Wednesday, 16 July 2014
High and Lonely
The back of one solitary hind can just be seen amid the bracken up on the side of Wimble Holme Hill. It's getting late to calve so maybe she's missing out this year. Also higher up on the part of Totley Moor towards Stony Ridge are the couple, one a hind the other a yearling stag.
They're often to be seen around Blacka. Others that have been regulars are nowhere to be seen. It's possible some are in the more secluded parts of Blacka but more likely they're up on higher ground. This has advantages in the warm summer days when a breeze is easier to find to deter the midges. Bigmoor is the likeliest place to find them.
In addition to the breeze deer prefer remoteness if they can get it so any humans are spotted a long way off. On Blacka that protection is provided by trees into which they will quickly disappear but up on the treeless expanses of Bigmoor first they bark as they find you're as close as 300 metres away then race off over the horizon. Photos need powerful lenses or a lot of work on the computer but it was clear that two calves are in this group as well as an unexpected stag (just out of the picture).
Once again the question has to be asked why on earth is it necessary to have cattle up here when the deer are already grazing the land? I can see no reason in this. Have they set their minds against a more natural vegetation? In Scotland the conservationists are seeking to reduce the deer population because they want tree regeneration. Here all is incoherent and one has to conclude they do this for the subsidy. I don't believe there is any expertise behind their decisions nor anything to show that the management decisions taken in the past have led to anything that could be called improvement.
It's worth looking at two views both taken this morning, one on Blacka where nature has largely prevailed through accidental but fortuitous deficit of management and the other on Bigmoor where they still want to deny natural regeneration, using conservation grazing.

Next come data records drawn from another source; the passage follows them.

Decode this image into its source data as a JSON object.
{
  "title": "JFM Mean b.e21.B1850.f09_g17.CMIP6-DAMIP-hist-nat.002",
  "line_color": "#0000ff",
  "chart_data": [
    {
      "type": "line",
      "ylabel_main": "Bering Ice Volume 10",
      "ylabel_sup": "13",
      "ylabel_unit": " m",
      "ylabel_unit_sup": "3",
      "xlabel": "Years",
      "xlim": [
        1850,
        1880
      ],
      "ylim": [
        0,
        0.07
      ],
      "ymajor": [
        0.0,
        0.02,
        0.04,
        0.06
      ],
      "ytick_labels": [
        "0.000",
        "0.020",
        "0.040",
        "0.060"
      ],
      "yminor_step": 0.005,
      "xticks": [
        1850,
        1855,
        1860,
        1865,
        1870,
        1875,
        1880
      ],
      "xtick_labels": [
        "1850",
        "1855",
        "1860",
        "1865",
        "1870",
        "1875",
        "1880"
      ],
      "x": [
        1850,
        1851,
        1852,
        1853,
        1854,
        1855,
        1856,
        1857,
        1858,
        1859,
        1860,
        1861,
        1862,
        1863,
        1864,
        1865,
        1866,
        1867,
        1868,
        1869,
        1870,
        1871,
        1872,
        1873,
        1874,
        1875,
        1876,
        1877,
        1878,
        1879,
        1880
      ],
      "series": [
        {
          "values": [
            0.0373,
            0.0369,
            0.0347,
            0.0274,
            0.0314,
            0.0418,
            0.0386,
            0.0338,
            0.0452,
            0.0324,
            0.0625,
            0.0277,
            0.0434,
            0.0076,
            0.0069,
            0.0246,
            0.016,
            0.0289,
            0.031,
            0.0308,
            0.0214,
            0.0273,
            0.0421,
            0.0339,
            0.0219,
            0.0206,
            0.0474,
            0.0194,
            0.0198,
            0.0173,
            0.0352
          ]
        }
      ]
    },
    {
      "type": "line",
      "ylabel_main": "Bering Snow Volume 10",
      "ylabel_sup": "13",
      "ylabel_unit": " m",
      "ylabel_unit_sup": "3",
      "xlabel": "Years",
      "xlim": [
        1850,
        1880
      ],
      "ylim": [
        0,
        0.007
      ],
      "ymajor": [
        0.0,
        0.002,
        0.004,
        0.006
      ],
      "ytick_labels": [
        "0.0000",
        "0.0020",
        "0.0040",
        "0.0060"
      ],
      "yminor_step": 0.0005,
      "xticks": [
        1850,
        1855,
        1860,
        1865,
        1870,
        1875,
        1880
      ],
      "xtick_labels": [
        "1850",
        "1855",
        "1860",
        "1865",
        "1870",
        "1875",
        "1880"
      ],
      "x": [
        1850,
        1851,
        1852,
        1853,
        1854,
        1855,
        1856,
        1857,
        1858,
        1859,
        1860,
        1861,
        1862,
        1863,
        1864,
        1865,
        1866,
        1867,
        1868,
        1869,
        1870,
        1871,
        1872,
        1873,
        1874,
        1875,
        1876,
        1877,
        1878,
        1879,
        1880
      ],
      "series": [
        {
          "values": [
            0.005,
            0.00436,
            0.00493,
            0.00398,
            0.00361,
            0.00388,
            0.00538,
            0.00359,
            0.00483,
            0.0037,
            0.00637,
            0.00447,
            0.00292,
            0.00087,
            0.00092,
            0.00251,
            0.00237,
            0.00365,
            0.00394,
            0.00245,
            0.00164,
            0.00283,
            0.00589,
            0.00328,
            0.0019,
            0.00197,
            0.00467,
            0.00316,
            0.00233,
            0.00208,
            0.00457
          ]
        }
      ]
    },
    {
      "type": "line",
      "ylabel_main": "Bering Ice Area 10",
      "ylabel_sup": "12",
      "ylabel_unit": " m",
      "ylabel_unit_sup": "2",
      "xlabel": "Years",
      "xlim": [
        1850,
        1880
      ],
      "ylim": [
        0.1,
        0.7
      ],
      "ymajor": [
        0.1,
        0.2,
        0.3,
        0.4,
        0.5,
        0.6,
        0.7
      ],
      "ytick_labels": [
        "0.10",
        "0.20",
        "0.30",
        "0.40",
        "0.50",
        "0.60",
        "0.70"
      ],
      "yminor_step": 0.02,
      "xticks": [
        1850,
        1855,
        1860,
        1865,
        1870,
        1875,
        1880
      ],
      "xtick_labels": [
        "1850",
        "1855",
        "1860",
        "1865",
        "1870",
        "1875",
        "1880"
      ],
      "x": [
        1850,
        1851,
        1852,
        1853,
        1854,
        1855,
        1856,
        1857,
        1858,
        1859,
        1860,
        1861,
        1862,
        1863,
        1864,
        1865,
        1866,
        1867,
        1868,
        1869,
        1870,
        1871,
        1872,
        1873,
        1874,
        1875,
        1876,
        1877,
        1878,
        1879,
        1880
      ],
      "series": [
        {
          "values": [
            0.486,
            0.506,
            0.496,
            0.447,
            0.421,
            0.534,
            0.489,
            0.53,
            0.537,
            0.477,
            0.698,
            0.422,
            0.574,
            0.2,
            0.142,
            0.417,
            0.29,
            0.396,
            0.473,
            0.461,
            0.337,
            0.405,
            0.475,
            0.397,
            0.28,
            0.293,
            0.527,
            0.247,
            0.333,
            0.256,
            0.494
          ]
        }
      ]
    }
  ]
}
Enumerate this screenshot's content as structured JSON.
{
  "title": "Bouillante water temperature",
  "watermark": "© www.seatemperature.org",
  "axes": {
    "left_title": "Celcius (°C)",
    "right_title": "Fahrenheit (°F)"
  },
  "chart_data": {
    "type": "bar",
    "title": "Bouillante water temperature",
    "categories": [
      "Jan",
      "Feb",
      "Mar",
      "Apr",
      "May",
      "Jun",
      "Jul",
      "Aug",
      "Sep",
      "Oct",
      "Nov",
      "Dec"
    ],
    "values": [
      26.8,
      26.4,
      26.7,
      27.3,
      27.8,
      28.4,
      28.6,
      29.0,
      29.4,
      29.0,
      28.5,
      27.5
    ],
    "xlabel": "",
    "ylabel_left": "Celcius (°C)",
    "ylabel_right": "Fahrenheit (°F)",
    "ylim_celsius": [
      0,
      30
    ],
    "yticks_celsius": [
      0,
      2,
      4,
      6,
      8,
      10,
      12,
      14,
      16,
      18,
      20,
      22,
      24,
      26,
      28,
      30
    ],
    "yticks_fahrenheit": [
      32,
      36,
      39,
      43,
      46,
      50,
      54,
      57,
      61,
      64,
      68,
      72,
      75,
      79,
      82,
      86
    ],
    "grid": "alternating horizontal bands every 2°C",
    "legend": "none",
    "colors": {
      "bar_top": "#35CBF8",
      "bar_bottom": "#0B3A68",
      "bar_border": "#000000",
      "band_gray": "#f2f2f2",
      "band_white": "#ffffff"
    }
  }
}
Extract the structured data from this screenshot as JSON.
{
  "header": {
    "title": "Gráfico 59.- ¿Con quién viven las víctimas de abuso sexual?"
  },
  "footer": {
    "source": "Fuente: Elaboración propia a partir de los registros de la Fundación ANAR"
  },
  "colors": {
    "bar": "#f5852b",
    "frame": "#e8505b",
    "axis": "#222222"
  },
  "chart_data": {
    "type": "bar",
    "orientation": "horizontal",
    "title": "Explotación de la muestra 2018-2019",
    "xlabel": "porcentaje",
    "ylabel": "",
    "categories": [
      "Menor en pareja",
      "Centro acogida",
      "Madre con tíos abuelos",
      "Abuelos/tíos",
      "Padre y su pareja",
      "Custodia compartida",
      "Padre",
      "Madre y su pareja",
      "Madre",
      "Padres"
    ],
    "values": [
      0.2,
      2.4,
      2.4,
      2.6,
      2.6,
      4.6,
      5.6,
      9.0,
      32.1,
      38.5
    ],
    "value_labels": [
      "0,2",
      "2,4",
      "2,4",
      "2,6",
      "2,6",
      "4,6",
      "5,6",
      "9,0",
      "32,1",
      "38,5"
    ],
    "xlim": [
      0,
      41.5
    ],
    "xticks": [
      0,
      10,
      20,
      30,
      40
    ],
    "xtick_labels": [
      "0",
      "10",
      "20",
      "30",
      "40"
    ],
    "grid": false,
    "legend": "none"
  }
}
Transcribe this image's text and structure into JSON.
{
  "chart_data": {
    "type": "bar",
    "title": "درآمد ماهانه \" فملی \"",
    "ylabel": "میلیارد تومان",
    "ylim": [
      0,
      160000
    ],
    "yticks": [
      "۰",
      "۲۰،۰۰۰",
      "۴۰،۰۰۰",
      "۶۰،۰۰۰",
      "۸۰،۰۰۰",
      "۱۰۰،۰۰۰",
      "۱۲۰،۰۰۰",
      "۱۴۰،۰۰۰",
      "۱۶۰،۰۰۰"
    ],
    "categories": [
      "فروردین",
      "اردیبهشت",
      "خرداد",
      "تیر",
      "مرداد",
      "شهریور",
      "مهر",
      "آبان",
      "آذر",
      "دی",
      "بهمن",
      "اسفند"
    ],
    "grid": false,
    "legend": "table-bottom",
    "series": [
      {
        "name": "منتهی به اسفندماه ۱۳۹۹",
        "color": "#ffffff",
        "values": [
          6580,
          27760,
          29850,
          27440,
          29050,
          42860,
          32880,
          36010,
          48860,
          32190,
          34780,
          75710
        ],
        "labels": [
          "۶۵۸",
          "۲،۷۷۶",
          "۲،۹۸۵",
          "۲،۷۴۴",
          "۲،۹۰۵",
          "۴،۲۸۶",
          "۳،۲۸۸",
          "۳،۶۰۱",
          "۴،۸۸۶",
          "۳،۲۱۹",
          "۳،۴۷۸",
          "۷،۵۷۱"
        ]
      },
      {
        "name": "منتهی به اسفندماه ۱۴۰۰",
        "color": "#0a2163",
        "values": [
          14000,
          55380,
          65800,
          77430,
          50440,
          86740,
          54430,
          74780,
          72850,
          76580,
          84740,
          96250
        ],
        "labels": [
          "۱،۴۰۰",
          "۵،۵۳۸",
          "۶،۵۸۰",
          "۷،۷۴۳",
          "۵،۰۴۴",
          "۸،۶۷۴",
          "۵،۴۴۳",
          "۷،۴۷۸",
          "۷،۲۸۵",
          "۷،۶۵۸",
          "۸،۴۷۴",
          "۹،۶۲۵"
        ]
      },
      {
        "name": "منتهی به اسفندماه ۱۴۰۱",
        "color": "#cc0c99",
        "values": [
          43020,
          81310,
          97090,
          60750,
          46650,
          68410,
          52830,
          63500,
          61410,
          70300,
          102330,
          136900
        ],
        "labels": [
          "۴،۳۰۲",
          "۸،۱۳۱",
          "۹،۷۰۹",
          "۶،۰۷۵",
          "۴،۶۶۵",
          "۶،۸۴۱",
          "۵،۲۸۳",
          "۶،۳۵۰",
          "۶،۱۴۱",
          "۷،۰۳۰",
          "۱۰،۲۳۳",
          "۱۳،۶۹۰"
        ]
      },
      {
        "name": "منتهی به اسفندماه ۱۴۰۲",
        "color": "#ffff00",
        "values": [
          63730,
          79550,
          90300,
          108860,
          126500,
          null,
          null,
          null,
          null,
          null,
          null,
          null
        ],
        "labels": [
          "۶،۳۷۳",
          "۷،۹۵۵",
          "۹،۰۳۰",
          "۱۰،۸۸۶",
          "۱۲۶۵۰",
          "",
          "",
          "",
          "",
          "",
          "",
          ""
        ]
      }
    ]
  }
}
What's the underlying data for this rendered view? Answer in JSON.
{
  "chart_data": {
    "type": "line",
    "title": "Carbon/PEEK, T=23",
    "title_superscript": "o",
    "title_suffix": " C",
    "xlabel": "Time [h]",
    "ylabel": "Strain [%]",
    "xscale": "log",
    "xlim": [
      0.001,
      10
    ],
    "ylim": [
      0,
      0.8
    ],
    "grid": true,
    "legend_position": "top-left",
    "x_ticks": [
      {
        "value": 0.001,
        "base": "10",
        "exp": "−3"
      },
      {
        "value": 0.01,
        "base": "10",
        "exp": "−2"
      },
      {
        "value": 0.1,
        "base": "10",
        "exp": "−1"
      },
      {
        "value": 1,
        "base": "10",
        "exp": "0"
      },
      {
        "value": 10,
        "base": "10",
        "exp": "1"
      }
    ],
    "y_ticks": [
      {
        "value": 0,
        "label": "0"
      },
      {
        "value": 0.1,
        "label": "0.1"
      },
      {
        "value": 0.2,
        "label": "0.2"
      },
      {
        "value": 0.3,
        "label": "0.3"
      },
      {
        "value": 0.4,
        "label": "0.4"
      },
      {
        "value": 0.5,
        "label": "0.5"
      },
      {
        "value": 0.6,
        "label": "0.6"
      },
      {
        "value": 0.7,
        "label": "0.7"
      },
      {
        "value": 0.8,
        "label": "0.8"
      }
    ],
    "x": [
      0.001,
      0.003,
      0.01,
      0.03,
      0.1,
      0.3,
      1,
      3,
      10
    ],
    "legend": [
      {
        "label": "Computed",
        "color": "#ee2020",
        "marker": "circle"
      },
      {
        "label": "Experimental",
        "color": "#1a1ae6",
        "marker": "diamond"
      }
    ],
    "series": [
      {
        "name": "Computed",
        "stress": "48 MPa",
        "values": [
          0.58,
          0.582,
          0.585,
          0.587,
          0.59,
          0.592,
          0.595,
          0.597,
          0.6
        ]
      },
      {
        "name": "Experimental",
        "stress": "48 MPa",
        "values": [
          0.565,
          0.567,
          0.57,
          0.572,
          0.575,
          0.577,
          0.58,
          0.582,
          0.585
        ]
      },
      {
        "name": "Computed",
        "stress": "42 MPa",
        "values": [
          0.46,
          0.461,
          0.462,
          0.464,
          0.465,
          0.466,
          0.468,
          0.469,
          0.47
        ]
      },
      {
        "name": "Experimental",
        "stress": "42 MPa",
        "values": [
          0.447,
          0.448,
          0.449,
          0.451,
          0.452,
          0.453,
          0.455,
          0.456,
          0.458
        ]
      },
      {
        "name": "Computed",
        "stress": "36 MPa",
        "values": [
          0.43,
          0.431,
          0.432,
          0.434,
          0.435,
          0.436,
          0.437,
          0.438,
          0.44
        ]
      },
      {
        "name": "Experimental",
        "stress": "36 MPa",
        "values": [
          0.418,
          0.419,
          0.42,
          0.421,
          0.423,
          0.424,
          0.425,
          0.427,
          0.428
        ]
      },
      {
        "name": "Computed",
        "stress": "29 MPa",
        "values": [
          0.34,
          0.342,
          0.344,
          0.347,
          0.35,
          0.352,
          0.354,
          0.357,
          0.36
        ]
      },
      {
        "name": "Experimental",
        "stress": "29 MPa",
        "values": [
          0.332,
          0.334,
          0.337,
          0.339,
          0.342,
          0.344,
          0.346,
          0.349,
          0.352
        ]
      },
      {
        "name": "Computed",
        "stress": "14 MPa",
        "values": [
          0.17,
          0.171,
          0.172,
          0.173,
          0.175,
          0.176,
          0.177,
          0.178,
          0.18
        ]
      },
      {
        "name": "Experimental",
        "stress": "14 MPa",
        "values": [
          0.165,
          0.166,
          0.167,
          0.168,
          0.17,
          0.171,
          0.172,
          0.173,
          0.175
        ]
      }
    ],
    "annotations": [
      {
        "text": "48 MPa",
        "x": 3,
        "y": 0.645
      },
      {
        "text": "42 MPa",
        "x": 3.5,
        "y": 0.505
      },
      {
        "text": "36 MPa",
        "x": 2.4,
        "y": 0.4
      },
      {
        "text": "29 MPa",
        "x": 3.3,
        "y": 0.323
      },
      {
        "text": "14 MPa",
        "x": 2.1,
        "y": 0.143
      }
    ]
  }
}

The place above has been where to find cuckoos, stonechats, linnets, warblers as well as red and roe deer and many other species in the nearby scrub and trees. Fox poo is purple from the bilberries. A heron flew over just after this photo was taken and a kestrel hovered overhead. Yet this is managed as being in unfavourable condition. Below is Bigmoor where the features are so few that a line of fencing becomes of major significance.